RomaTutti contro tutti sul processo breve. Nel giorno in cui alla Camera va in scena l’ostruzionismo dell’opposizione col placet del presidente Gianfranco Fini, il Csm approva, a larga maggioranza ma col voto contrario del Pdl e il non voto della Lega, il documento che definisce la prescrizione breve una «sostanziale amnistia», scatenando le ire del Pdl, che stigmatizza come contenuti e tempistica certo non siano «in linea con l’autorevole richiamo alla correttezza del rapporto fra le istituzioni» da parte del Colle.
E a Montecitorio è stata la notte dei lunghi cavilli. Una notte dai toni forti che porta anche il deputato dell’Idv Fabio Evangelisti a chiedere al presidente di turno Maurizio Lupi di mettere in fila una serie di assistenti parlamentari «perchè- dice- è venuto un collega che ci ha detto state calmi o qui ci scappa il morto...». Una boutade presa sul serio.
Il tranello del diabolico Giachetti, Pd (non per nulla un ex Radicale) trova un alleato «sub partes» in Fini, che lascia fare e forse se la spassa per l’imboscata tesa alla maggioranza (qui molto ingenua). Si salda immediatamente l’asse sinistra-terzo polo, il fasciocomunismo del sofisma regolamentare. Il trucco è far intervenire a titolo personale tutti i deputati abilitati a farlo, avendo preso parola il giorno prima, per (scusa ufficiale) chiarire il proprio pensiero e inserirlo nell’ormai famigerato «processo verbale», cioè il resoconto dell’ultima seduta. Siccome il regolamento prevede (articolo 32) che sul processo verbale abbia diritto a parlare «chi intenda proporvi una rettifica, o a chi intenda chiarire il proprio pensiero espresso nella seduta precedente, oppure per fatto personale», anche per emerite sciocchezze, il Pd - seguito a ruota da Idv - ha scatenato una cinquantina di deputati a cui sono stati dati cinque minuti l’uno: circa 250 minuti , più di quattro ore, tutta la mattina di lavori. Per dire nulla o poco più, pretesti per perdere tempo, anche ridicoli (la precisazione sul culatello del piddino Vannucci...), senza che Fini trovi da obiettare. Anche quando era chiaro a tutti, persino al Pdl, che si trattava di una trappola, di ostruzionismo puro (cui i pidiellini hanno aggiunto, genialmente, altri 40 minuti di interventi per dire che gli altri perdevano tempo in interventi). Fini, in quanto presidente dell’assemblea poteva stabilire tempi diversi da quelli massimi di cinque minuti, ma non l’ha fatto (come poco dopo anche il presidente di turno Buttiglione, «ripreso» dal leghista Raffaele Volpi).
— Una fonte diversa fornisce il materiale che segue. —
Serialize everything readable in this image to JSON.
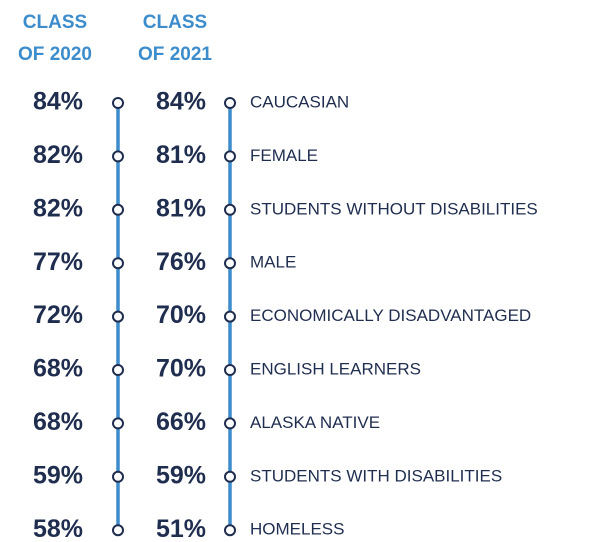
{
  "headers": [
    [
      "CLASS",
      "OF 2020"
    ],
    [
      "CLASS",
      "OF 2021"
    ]
  ],
  "rows": [
    {
      "class_2020": "84%",
      "class_2021": "84%",
      "label": "CAUCASIAN"
    },
    {
      "class_2020": "82%",
      "class_2021": "81%",
      "label": "FEMALE"
    },
    {
      "class_2020": "82%",
      "class_2021": "81%",
      "label": "STUDENTS WITHOUT DISABILITIES"
    },
    {
      "class_2020": "77%",
      "class_2021": "76%",
      "label": "MALE"
    },
    {
      "class_2020": "72%",
      "class_2021": "70%",
      "label": "ECONOMICALLY DISADVANTAGED"
    },
    {
      "class_2020": "68%",
      "class_2021": "70%",
      "label": "ENGLISH LEARNERS"
    },
    {
      "class_2020": "68%",
      "class_2021": "66%",
      "label": "ALASKA NATIVE"
    },
    {
      "class_2020": "59%",
      "class_2021": "59%",
      "label": "STUDENTS WITH DISABILITIES"
    },
    {
      "class_2020": "58%",
      "class_2021": "51%",
      "label": "HOMELESS"
    }
  ]
}
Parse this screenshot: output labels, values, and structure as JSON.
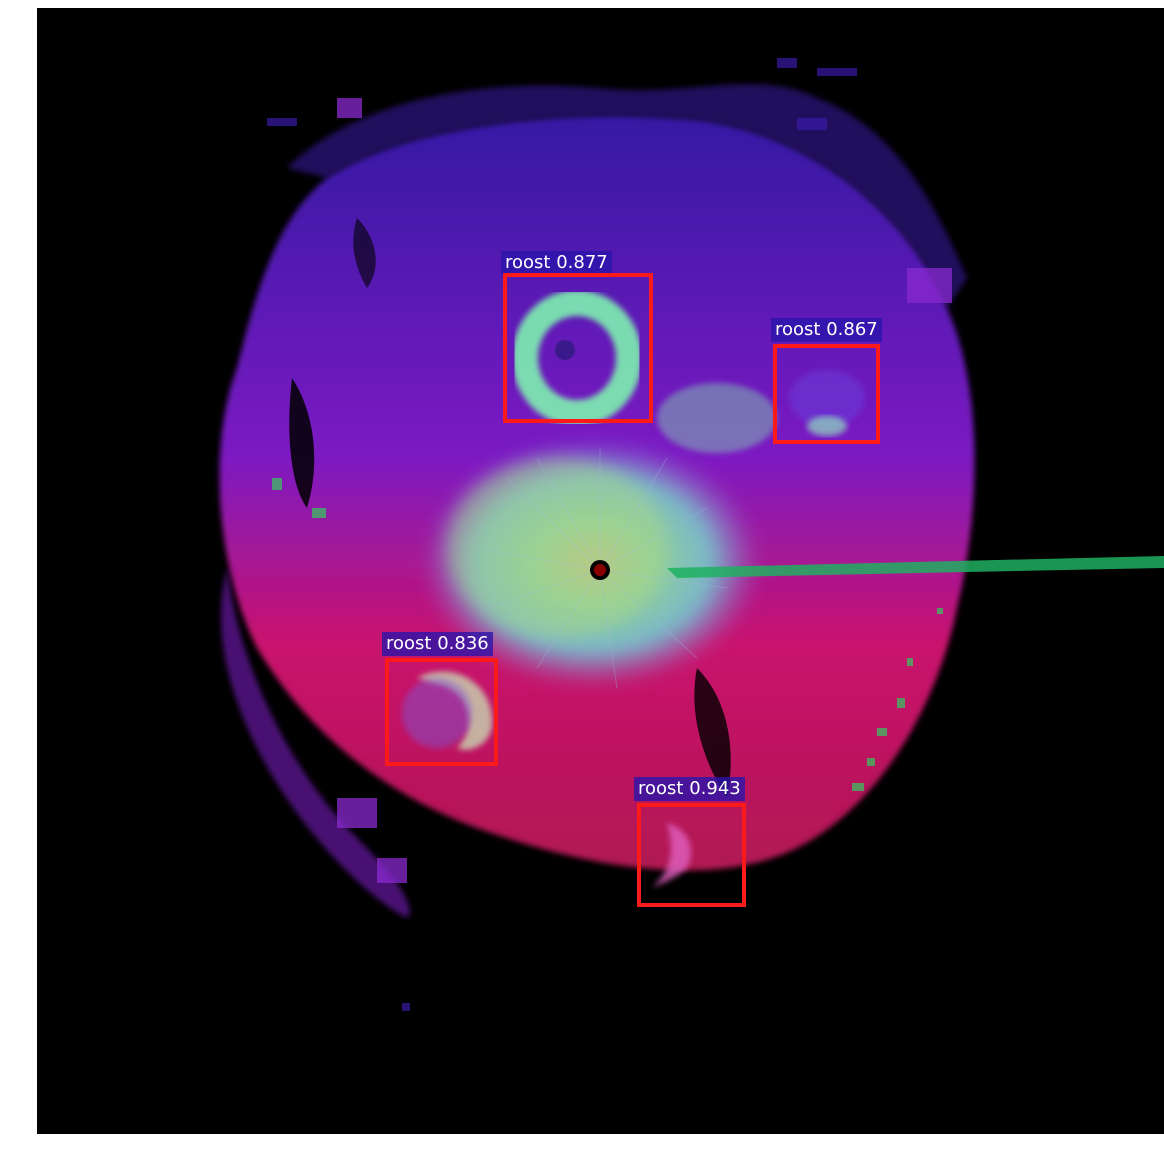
{
  "detections": [
    {
      "label": "roost 0.877",
      "class": "roost",
      "score": 0.877
    },
    {
      "label": "roost 0.867",
      "class": "roost",
      "score": 0.867
    },
    {
      "label": "roost 0.836",
      "class": "roost",
      "score": 0.836
    },
    {
      "label": "roost 0.943",
      "class": "roost",
      "score": 0.943
    }
  ],
  "colors": {
    "box": "#ff1a1a",
    "label_bg": "#2814aa",
    "label_text": "#ffffff",
    "background": "#000000"
  }
}
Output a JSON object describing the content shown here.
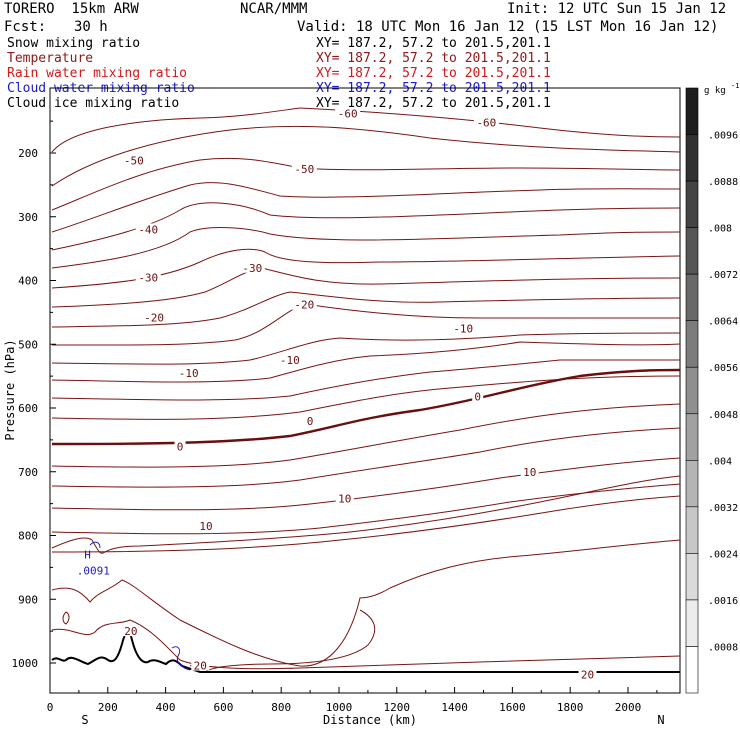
{
  "header": {
    "model": "TORERO  15km ARW",
    "center": "NCAR/MMM",
    "init": "Init: 12 UTC Sun 15 Jan 12",
    "fcst_label": "Fcst:",
    "fcst_value": "30 h",
    "valid": "Valid: 18 UTC Mon 16 Jan 12 (15 LST Mon 16 Jan 12)"
  },
  "legend": [
    {
      "name": "Snow mixing ratio",
      "xy": "XY= 187.2, 57.2 to 201.5,201.1",
      "color": "#000000"
    },
    {
      "name": "Temperature",
      "xy": "XY= 187.2, 57.2 to 201.5,201.1",
      "color": "#8b1a1a"
    },
    {
      "name": "Rain water mixing ratio",
      "xy": "XY= 187.2, 57.2 to 201.5,201.1",
      "color": "#d11a1a"
    },
    {
      "name": "Cloud water mixing ratio",
      "xy": "XY= 187.2, 57.2 to 201.5,201.1",
      "color": "#1a1acc"
    },
    {
      "name": "Cloud ice mixing ratio",
      "xy": "XY= 187.2, 57.2 to 201.5,201.1",
      "color": "#000000"
    }
  ],
  "chart_data": {
    "type": "contour cross-section",
    "xlabel": "Distance (km)",
    "ylabel": "Pressure (hPa)",
    "x_ticks": [
      0,
      200,
      400,
      600,
      800,
      1000,
      1200,
      1400,
      1600,
      1800,
      2000
    ],
    "y_ticks": [
      200,
      300,
      400,
      500,
      600,
      700,
      800,
      900,
      1000
    ],
    "xlim": [
      0,
      2180
    ],
    "ylim": [
      1050,
      100
    ],
    "endpoints": {
      "left": "S",
      "right": "N"
    },
    "temperature_labels": [
      {
        "x": 1030,
        "p": 138,
        "text": "-60"
      },
      {
        "x": 1510,
        "p": 152,
        "text": "-60"
      },
      {
        "x": 290,
        "p": 212,
        "text": "-50"
      },
      {
        "x": 880,
        "p": 225,
        "text": "-50"
      },
      {
        "x": 340,
        "p": 320,
        "text": "-40"
      },
      {
        "x": 700,
        "p": 380,
        "text": "-30"
      },
      {
        "x": 340,
        "p": 395,
        "text": "-30"
      },
      {
        "x": 880,
        "p": 438,
        "text": "-20"
      },
      {
        "x": 360,
        "p": 458,
        "text": "-20"
      },
      {
        "x": 1430,
        "p": 475,
        "text": "-10"
      },
      {
        "x": 830,
        "p": 525,
        "text": "-10"
      },
      {
        "x": 480,
        "p": 545,
        "text": "-10"
      },
      {
        "x": 1480,
        "p": 582,
        "text": "0"
      },
      {
        "x": 900,
        "p": 620,
        "text": "0"
      },
      {
        "x": 450,
        "p": 660,
        "text": "0"
      },
      {
        "x": 1660,
        "p": 700,
        "text": "10"
      },
      {
        "x": 1020,
        "p": 742,
        "text": "10"
      },
      {
        "x": 540,
        "p": 785,
        "text": "10"
      },
      {
        "x": 280,
        "p": 950,
        "text": "20"
      },
      {
        "x": 520,
        "p": 1004,
        "text": "20"
      },
      {
        "x": 1860,
        "p": 1018,
        "text": "20"
      }
    ],
    "temperature_levels": [
      -60,
      -50,
      -40,
      -30,
      -20,
      -10,
      0,
      10,
      20
    ],
    "other_labels": [
      {
        "x": 130,
        "p": 830,
        "text": "H",
        "series": "cloud water"
      },
      {
        "x": 150,
        "p": 855,
        "text": ".0091",
        "series": "cloud water"
      }
    ],
    "colorbar": {
      "unit": "g kg",
      "unit_exp": "-1",
      "ticks": [
        ".0096",
        ".0088",
        ".008",
        ".0072",
        ".0064",
        ".0056",
        ".0048",
        ".004",
        ".0032",
        ".0024",
        ".0016",
        ".0008"
      ]
    }
  }
}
Una scelta precisa, come dimostrerebbe quanto successo in un incontro riservato, a metà mattinata, dopo le proteste del centrodestra, tra Fini, Cicchitto e Reguzzoni. Nel faccia a faccia i due capigruppo avrebbero contestato a Fini la gestione dell’aula, la sequela «indecente» di interventi, un «ostruzionismo potenzialmente eversivo», «senza precedenti» e «inaccettabile». Ma Fini avrebbe risposto di aver deciso di concedere tutti i minuti a disposizione per gli interventi, nonostante la perdita di tempo mai avvenuta per un banale processo verbale della seduta precedente . Di fronte al rifiuto di Fini di mettere fine alla sceneggiata, Cicchitto ha chiamato - raccontano fonti di maggioranza - il presidente della Repubblica, che avrebbe poco dopo sentito Fini (ma lo staff del leader Fli smentisce) per sollecitare un segnale da parte sua. Che in effetti c’è stato, dopo un incontro tra Fini e Maurizio Lupi, vicepresidente Pdl della Camera. La moral suasion (mediata o no dal Colle) si è materializzata in un comunicato in cui Fini ha fatto sapere che non si sarebbe più ripetuto il fattaccio, e che d’ora in poi «il tempo sarà ridotto proporzionalmente al numero degli iscritti a parlare». Parole messe alla prova subito dopo, visto che la seduta è ripresa alle 21, con tanto di «precettazione» per tutto il Pdl, preoccupati per un altro blitz del Pd contro il testo.
Per la maggioranza l’incidente di ieri è l’ennesima prova della faziosità di Fini.